Ms May said that, after Brexit, Britain would be operating its own independent trade policy, parliament would be determining its laws and that she would bring an end to free movement of people.
Cost of no deal
Chancellor Philip Hammond and business secretary Greg Clark are expected to outline to the cabinet on Friday the cost to the economy of failure to agree a deal with the EU that retains a high level of alignment. Downing Street insisted on Wednesday that the prime minister continued to believe that no deal on Brexit was better than a bad deal.
But junior business minister Richard Harrington warned on Wednesday that a no-deal Brexit would be "completely disastrous" for business. And he criticised ministers who complained in recent weeks about businesses warning of the consequences.
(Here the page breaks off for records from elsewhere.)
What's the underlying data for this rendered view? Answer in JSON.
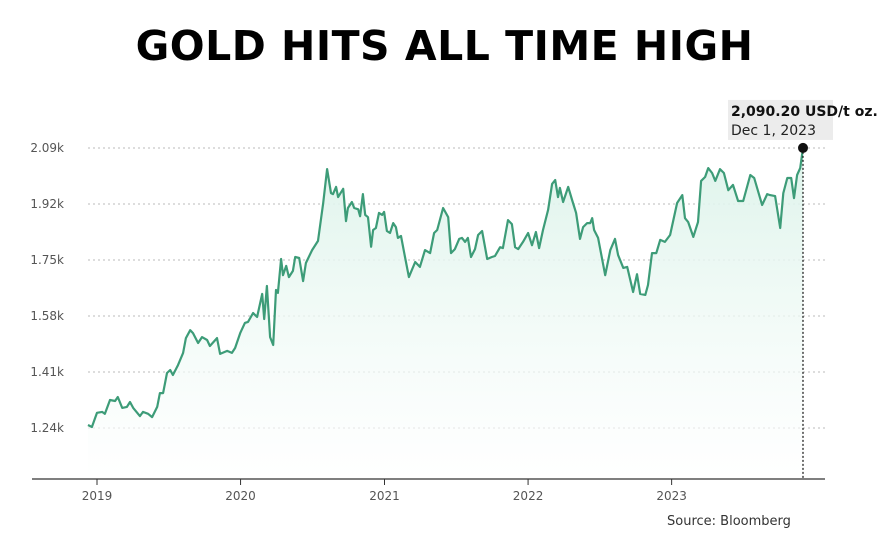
{
  "chart_data": {
    "type": "area",
    "title": "GOLD HITS ALL TIME HIGH",
    "source": "Source: Bloomberg",
    "xlabel": "",
    "ylabel": "",
    "line_color": "#3d9c78",
    "fill_color": "#e3f5ee",
    "grid": "horizontal dotted",
    "x_ticks": [
      {
        "date": "2019-01-01",
        "label": "2019"
      },
      {
        "date": "2020-01-01",
        "label": "2020"
      },
      {
        "date": "2021-01-01",
        "label": "2021"
      },
      {
        "date": "2022-01-01",
        "label": "2022"
      },
      {
        "date": "2023-01-01",
        "label": "2023"
      }
    ],
    "y_ticks": [
      {
        "value": 1240,
        "label": "1.24k"
      },
      {
        "value": 1410,
        "label": "1.41k"
      },
      {
        "value": 1580,
        "label": "1.58k"
      },
      {
        "value": 1750,
        "label": "1.75k"
      },
      {
        "value": 1920,
        "label": "1.92k"
      },
      {
        "value": 2090,
        "label": "2.09k"
      }
    ],
    "ylim": [
      1085,
      2150
    ],
    "annotation": {
      "date": "2023-12-01",
      "value": 2090.2,
      "value_label": "2,090.20 USD/t oz.",
      "date_label": "Dec 1, 2023"
    },
    "x": [
      "2018-12-09",
      "2018-12-19",
      "2019-01-01",
      "2019-01-14",
      "2019-01-21",
      "2019-02-03",
      "2019-02-16",
      "2019-02-23",
      "2019-03-06",
      "2019-03-18",
      "2019-03-26",
      "2019-04-03",
      "2019-04-20",
      "2019-04-28",
      "2019-05-11",
      "2019-05-21",
      "2019-06-03",
      "2019-06-10",
      "2019-06-18",
      "2019-06-28",
      "2019-07-06",
      "2019-07-13",
      "2019-07-26",
      "2019-08-08",
      "2019-08-15",
      "2019-08-26",
      "2019-09-02",
      "2019-09-15",
      "2019-09-25",
      "2019-10-08",
      "2019-10-15",
      "2019-11-02",
      "2019-11-10",
      "2019-11-28",
      "2019-12-10",
      "2019-12-18",
      "2019-12-31",
      "2020-01-12",
      "2020-01-20",
      "2020-02-02",
      "2020-02-12",
      "2020-02-25",
      "2020-03-01",
      "2020-03-08",
      "2020-03-16",
      "2020-03-24",
      "2020-03-31",
      "2020-04-05",
      "2020-04-13",
      "2020-04-18",
      "2020-04-26",
      "2020-05-03",
      "2020-05-13",
      "2020-05-19",
      "2020-05-29",
      "2020-06-08",
      "2020-06-15",
      "2020-07-01",
      "2020-07-16",
      "2020-07-29",
      "2020-08-08",
      "2020-08-18",
      "2020-08-23",
      "2020-08-31",
      "2020-09-05",
      "2020-09-18",
      "2020-09-25",
      "2020-09-30",
      "2020-10-10",
      "2020-10-16",
      "2020-10-26",
      "2020-10-31",
      "2020-11-07",
      "2020-11-13",
      "2020-11-20",
      "2020-11-28",
      "2020-12-03",
      "2020-12-10",
      "2020-12-18",
      "2020-12-26",
      "2020-12-31",
      "2021-01-07",
      "2021-01-15",
      "2021-01-23",
      "2021-01-30",
      "2021-02-04",
      "2021-02-12",
      "2021-02-22",
      "2021-03-04",
      "2021-03-20",
      "2021-04-01",
      "2021-04-14",
      "2021-04-27",
      "2021-05-07",
      "2021-05-15",
      "2021-05-30",
      "2021-06-12",
      "2021-06-19",
      "2021-06-29",
      "2021-07-10",
      "2021-07-17",
      "2021-07-25",
      "2021-08-01",
      "2021-08-09",
      "2021-08-19",
      "2021-08-27",
      "2021-09-06",
      "2021-09-19",
      "2021-10-01",
      "2021-10-09",
      "2021-10-22",
      "2021-10-29",
      "2021-11-11",
      "2021-11-21",
      "2021-11-29",
      "2021-12-07",
      "2021-12-19",
      "2022-01-01",
      "2022-01-11",
      "2022-01-21",
      "2022-01-29",
      "2022-02-08",
      "2022-02-21",
      "2022-03-03",
      "2022-03-11",
      "2022-03-18",
      "2022-03-23",
      "2022-03-31",
      "2022-04-13",
      "2022-04-23",
      "2022-05-03",
      "2022-05-13",
      "2022-05-21",
      "2022-05-31",
      "2022-06-08",
      "2022-06-13",
      "2022-06-18",
      "2022-06-28",
      "2022-07-16",
      "2022-07-29",
      "2022-08-10",
      "2022-08-18",
      "2022-08-31",
      "2022-09-10",
      "2022-09-25",
      "2022-10-05",
      "2022-10-13",
      "2022-10-26",
      "2022-11-02",
      "2022-11-12",
      "2022-11-23",
      "2022-12-03",
      "2022-12-15",
      "2022-12-28",
      "2023-01-15",
      "2023-01-28",
      "2023-02-04",
      "2023-02-12",
      "2023-02-25",
      "2023-03-09",
      "2023-03-17",
      "2023-03-27",
      "2023-04-04",
      "2023-04-14",
      "2023-04-22",
      "2023-05-04",
      "2023-05-14",
      "2023-05-25",
      "2023-06-06",
      "2023-06-19",
      "2023-07-02",
      "2023-07-20",
      "2023-07-30",
      "2023-08-19",
      "2023-09-01",
      "2023-09-08",
      "2023-09-21",
      "2023-10-04",
      "2023-10-12",
      "2023-10-22",
      "2023-11-01",
      "2023-11-08",
      "2023-11-16",
      "2023-11-24",
      "2023-12-01"
    ],
    "y": [
      1249,
      1243,
      1286,
      1289,
      1283,
      1325,
      1322,
      1334,
      1301,
      1304,
      1319,
      1301,
      1276,
      1289,
      1283,
      1273,
      1304,
      1346,
      1346,
      1407,
      1416,
      1401,
      1431,
      1468,
      1513,
      1537,
      1528,
      1498,
      1516,
      1507,
      1489,
      1513,
      1465,
      1474,
      1468,
      1483,
      1528,
      1559,
      1562,
      1589,
      1577,
      1647,
      1571,
      1671,
      1516,
      1492,
      1659,
      1650,
      1753,
      1704,
      1732,
      1698,
      1717,
      1759,
      1756,
      1686,
      1741,
      1780,
      1808,
      1923,
      2026,
      1953,
      1950,
      1972,
      1941,
      1966,
      1868,
      1908,
      1926,
      1908,
      1904,
      1883,
      1950,
      1887,
      1880,
      1790,
      1841,
      1847,
      1893,
      1887,
      1896,
      1838,
      1832,
      1862,
      1850,
      1817,
      1823,
      1759,
      1698,
      1744,
      1729,
      1780,
      1771,
      1832,
      1841,
      1908,
      1880,
      1771,
      1783,
      1814,
      1817,
      1805,
      1817,
      1759,
      1783,
      1826,
      1838,
      1753,
      1759,
      1762,
      1789,
      1786,
      1871,
      1859,
      1789,
      1783,
      1805,
      1832,
      1795,
      1835,
      1786,
      1841,
      1902,
      1981,
      1993,
      1941,
      1969,
      1926,
      1972,
      1932,
      1893,
      1814,
      1850,
      1862,
      1862,
      1877,
      1841,
      1817,
      1704,
      1780,
      1814,
      1765,
      1726,
      1729,
      1653,
      1707,
      1647,
      1644,
      1674,
      1771,
      1771,
      1811,
      1805,
      1826,
      1923,
      1947,
      1877,
      1865,
      1820,
      1865,
      1990,
      2002,
      2029,
      2014,
      1990,
      2026,
      2014,
      1962,
      1978,
      1929,
      1929,
      2008,
      1999,
      1917,
      1950,
      1947,
      1944,
      1847,
      1953,
      1999,
      1999,
      1938,
      2008,
      2029,
      2090.2
    ]
  }
}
"I perfectly understand why Airbus and other companies who have so much invested in this country and employ so many people, are responsible for hundreds of millions if not billions of pounds of exports, of course they're worried. They've got every right to say that," he told Bloomberg.
The former chief executive of Vote Leave, the official pro-Brexit campaign in the 2016 referendum, admitted on Wednesday that the Electoral Commission had concluded that the group broke election funding laws.
Matthew Elliott said the elections watchdog had concluded that Vote Leave should not have donated £680,000 of surplus cash to a smaller pro-Brexit group because they were acting in co-ordination.